Reputation: 764
I'm writing a UDF in spark SQL and I'm wondering whether there is a place I can read documentation about exactly what is versus what isn't possible in this regard? Or a tutorial? I'm using SQLContext, not HiveContext.
The examples I've seen typically involve passing in a string, transforming it, and then outputting some transformed string of other object which I've managed to do successfully. But what if one wanted to pass in an input that was really some kind of Spark SQL Row object, i.e., or a List of Row objects, each of which have fields with key-value pairs, etc. In my case I'm passing in a List of Row objects by telling the UDF the input is List[Map[String, Any]]. I think the issue is partly that its really some kind of GenericRowWithSchema object not a List or Array.
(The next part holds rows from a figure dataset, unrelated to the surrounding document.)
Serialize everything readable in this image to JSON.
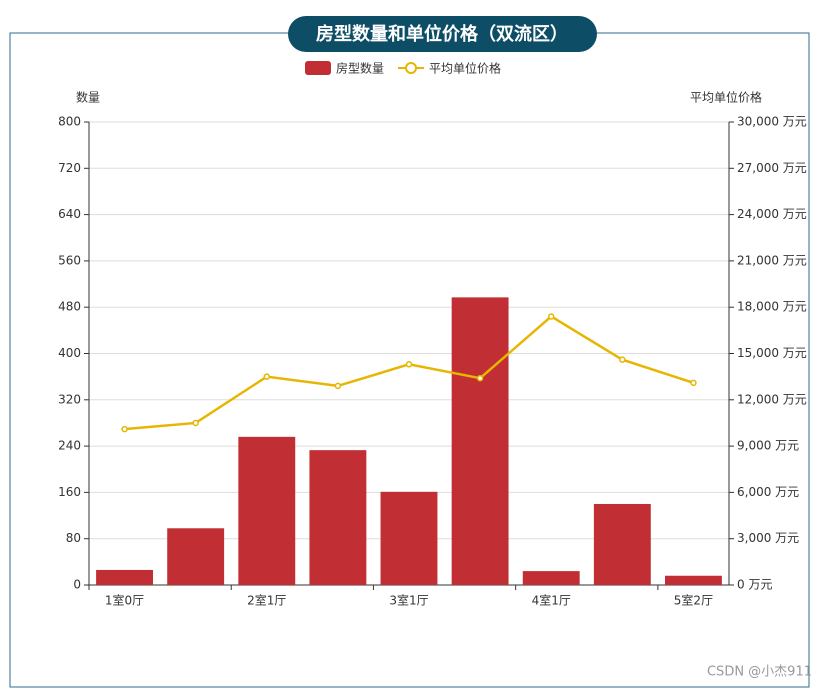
{
  "chart_data": {
    "type": "bar",
    "title": "房型数量和单位价格（双流区）",
    "ylabel": "数量",
    "y2label": "平均单位价格",
    "categories": [
      "1室0厅",
      null,
      "2室1厅",
      null,
      "3室1厅",
      null,
      "4室1厅",
      null,
      "5室2厅"
    ],
    "series": [
      {
        "name": "房型数量",
        "type": "bar",
        "color": "#c12e34",
        "values": [
          26,
          98,
          256,
          233,
          161,
          497,
          24,
          140,
          16
        ]
      },
      {
        "name": "平均单位价格",
        "type": "line",
        "color": "#e6b600",
        "axis": "y2",
        "values": [
          10100,
          10500,
          13500,
          12900,
          14300,
          13400,
          17400,
          14600,
          13100
        ]
      }
    ],
    "ylim": [
      0,
      800
    ],
    "yticks": [
      0,
      80,
      160,
      240,
      320,
      400,
      480,
      560,
      640,
      720,
      800
    ],
    "y2lim": [
      0,
      30000
    ],
    "y2ticks": [
      {
        "value": 0,
        "label": "0 万元"
      },
      {
        "value": 3000,
        "label": "3,000 万元"
      },
      {
        "value": 6000,
        "label": "6,000 万元"
      },
      {
        "value": 9000,
        "label": "9,000 万元"
      },
      {
        "value": 12000,
        "label": "12,000 万元"
      },
      {
        "value": 15000,
        "label": "15,000 万元"
      },
      {
        "value": 18000,
        "label": "18,000 万元"
      },
      {
        "value": 21000,
        "label": "21,000 万元"
      },
      {
        "value": 24000,
        "label": "24,000 万元"
      },
      {
        "value": 27000,
        "label": "27,000 万元"
      },
      {
        "value": 30000,
        "label": "30,000 万元"
      }
    ],
    "grid": true,
    "legend": "top"
  },
  "watermark": "CSDN @小杰911"
}
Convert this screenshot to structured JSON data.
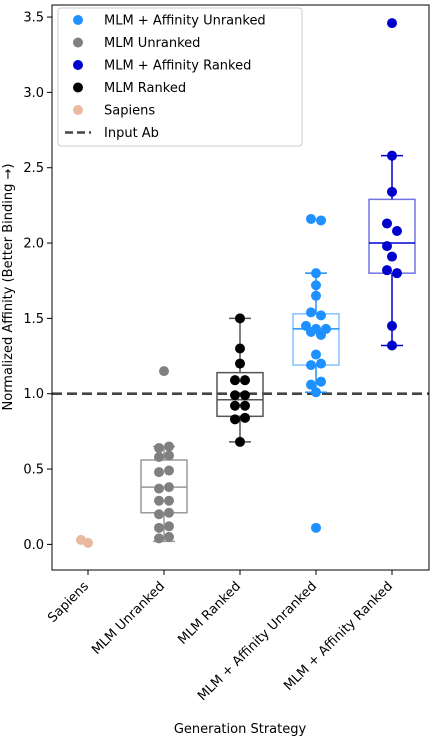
{
  "chart_data": {
    "type": "box+swarm",
    "xlabel": "Generation Strategy",
    "ylabel": "Normalized Affinity (Better Binding →)",
    "ylim": [
      -0.17,
      3.58
    ],
    "yticks": [
      "0.0",
      "0.5",
      "1.0",
      "1.5",
      "2.0",
      "2.5",
      "3.0",
      "3.5"
    ],
    "ytick_values": [
      0,
      0.5,
      1.0,
      1.5,
      2.0,
      2.5,
      3.0,
      3.5
    ],
    "categories": [
      "Sapiens",
      "MLM Unranked",
      "MLM Ranked",
      "MLM + Affinity Unranked",
      "MLM + Affinity Ranked"
    ],
    "reference_line": {
      "label": "Input Ab",
      "value": 1.0,
      "color": "#444444"
    },
    "legend": {
      "placement": "top-left",
      "entries": [
        {
          "label": "MLM + Affinity Unranked",
          "color": "#1e90ff",
          "marker": "dot"
        },
        {
          "label": "MLM Unranked",
          "color": "#808080",
          "marker": "dot"
        },
        {
          "label": "MLM + Affinity Ranked",
          "color": "#0000cd",
          "marker": "dot"
        },
        {
          "label": "MLM Ranked",
          "color": "#000000",
          "marker": "dot"
        },
        {
          "label": "Sapiens",
          "color": "#e9b9a0",
          "marker": "dot"
        },
        {
          "label": "Input Ab",
          "color": "#444444",
          "marker": "dashed-line"
        }
      ]
    },
    "series": [
      {
        "name": "Sapiens",
        "category": "Sapiens",
        "color": "#e9b9a0",
        "points": [
          [
            -0.07,
            0.03
          ],
          [
            0.0,
            0.01
          ]
        ],
        "box": null
      },
      {
        "name": "MLM Unranked",
        "category": "MLM Unranked",
        "color": "#808080",
        "points": [
          [
            0,
            1.15
          ],
          [
            0.05,
            0.65
          ],
          [
            -0.05,
            0.64
          ],
          [
            0.05,
            0.59
          ],
          [
            -0.05,
            0.58
          ],
          [
            0.05,
            0.49
          ],
          [
            -0.05,
            0.48
          ],
          [
            0.05,
            0.38
          ],
          [
            -0.05,
            0.37
          ],
          [
            0.05,
            0.29
          ],
          [
            -0.05,
            0.29
          ],
          [
            0.05,
            0.21
          ],
          [
            -0.05,
            0.2
          ],
          [
            0.05,
            0.12
          ],
          [
            -0.05,
            0.11
          ],
          [
            0.05,
            0.05
          ],
          [
            -0.05,
            0.04
          ]
        ],
        "box": {
          "q1": 0.21,
          "median": 0.38,
          "q3": 0.56,
          "whisker_low": 0.02,
          "whisker_high": 0.65
        }
      },
      {
        "name": "MLM Ranked",
        "category": "MLM Ranked",
        "color": "#000000",
        "points": [
          [
            0,
            1.5
          ],
          [
            0,
            1.3
          ],
          [
            0,
            1.2
          ],
          [
            0.05,
            1.09
          ],
          [
            -0.05,
            1.09
          ],
          [
            0.05,
            0.99
          ],
          [
            -0.05,
            0.99
          ],
          [
            0.05,
            0.92
          ],
          [
            -0.05,
            0.92
          ],
          [
            0.05,
            0.84
          ],
          [
            -0.05,
            0.83
          ],
          [
            0,
            0.68
          ]
        ],
        "box": {
          "q1": 0.85,
          "median": 0.96,
          "q3": 1.14,
          "whisker_low": 0.68,
          "whisker_high": 1.5
        }
      },
      {
        "name": "MLM + Affinity Unranked",
        "category": "MLM + Affinity Unranked",
        "color": "#1e90ff",
        "points": [
          [
            -0.05,
            2.16
          ],
          [
            0.05,
            2.15
          ],
          [
            0,
            1.8
          ],
          [
            0,
            1.72
          ],
          [
            0,
            1.65
          ],
          [
            -0.05,
            1.54
          ],
          [
            0.05,
            1.52
          ],
          [
            -0.1,
            1.45
          ],
          [
            0,
            1.43
          ],
          [
            0.1,
            1.43
          ],
          [
            -0.05,
            1.41
          ],
          [
            0.05,
            1.39
          ],
          [
            0,
            1.26
          ],
          [
            0.05,
            1.2
          ],
          [
            -0.05,
            1.19
          ],
          [
            0.05,
            1.08
          ],
          [
            -0.05,
            1.06
          ],
          [
            0,
            1.01
          ],
          [
            0,
            0.11
          ]
        ],
        "box": {
          "q1": 1.19,
          "median": 1.43,
          "q3": 1.53,
          "whisker_low": 1.01,
          "whisker_high": 1.8
        }
      },
      {
        "name": "MLM + Affinity Ranked",
        "category": "MLM + Affinity Ranked",
        "color": "#0000cd",
        "points": [
          [
            0,
            3.46
          ],
          [
            0,
            2.58
          ],
          [
            0,
            2.34
          ],
          [
            -0.05,
            2.13
          ],
          [
            0.05,
            2.08
          ],
          [
            -0.05,
            1.98
          ],
          [
            0,
            1.91
          ],
          [
            -0.05,
            1.82
          ],
          [
            0.05,
            1.8
          ],
          [
            0,
            1.45
          ],
          [
            0,
            1.32
          ]
        ],
        "box": {
          "q1": 1.8,
          "median": 2.0,
          "q3": 2.29,
          "whisker_low": 1.32,
          "whisker_high": 2.58
        }
      }
    ]
  }
}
Also, I noticed the LATERAL VIEW with explode option. I think this would in theory work for my case, but it didn't work for me. I think it may be because I am not using a HiveContext but I can't change that.
Upvotes: 2
Views: 2581
Reputation: 606
What I got from question is first you want to read a row in UDF
Define the UDF
def compare(r:Row) = {r.get(0)==r.get(1)}
Register the UDF
sqlContext.udf.register("compare", compare _)
Create the dataFrame
val TestDoc = sqlContext.createDataFrame(Seq(("sachin", "sachin"), ("aggarwal", "aggarwal1"))).toDF("text", "text2")
Use the UDF
scala> TestDoc.select($"text", $"text2",callUdf("compare",struct($"text",$"text2")).as("comparedOutput")).show
Result:
+--------+---------+--------------+
| text| text2|comparedOutput|
+--------+---------+--------------+
| sachin| sachin| true|
|aggarwal|aggarwal1| false|
+--------+---------+--------------+
Second question is about LATERAL VIEW with explode option, better to use HiveContext
Upvotes: 6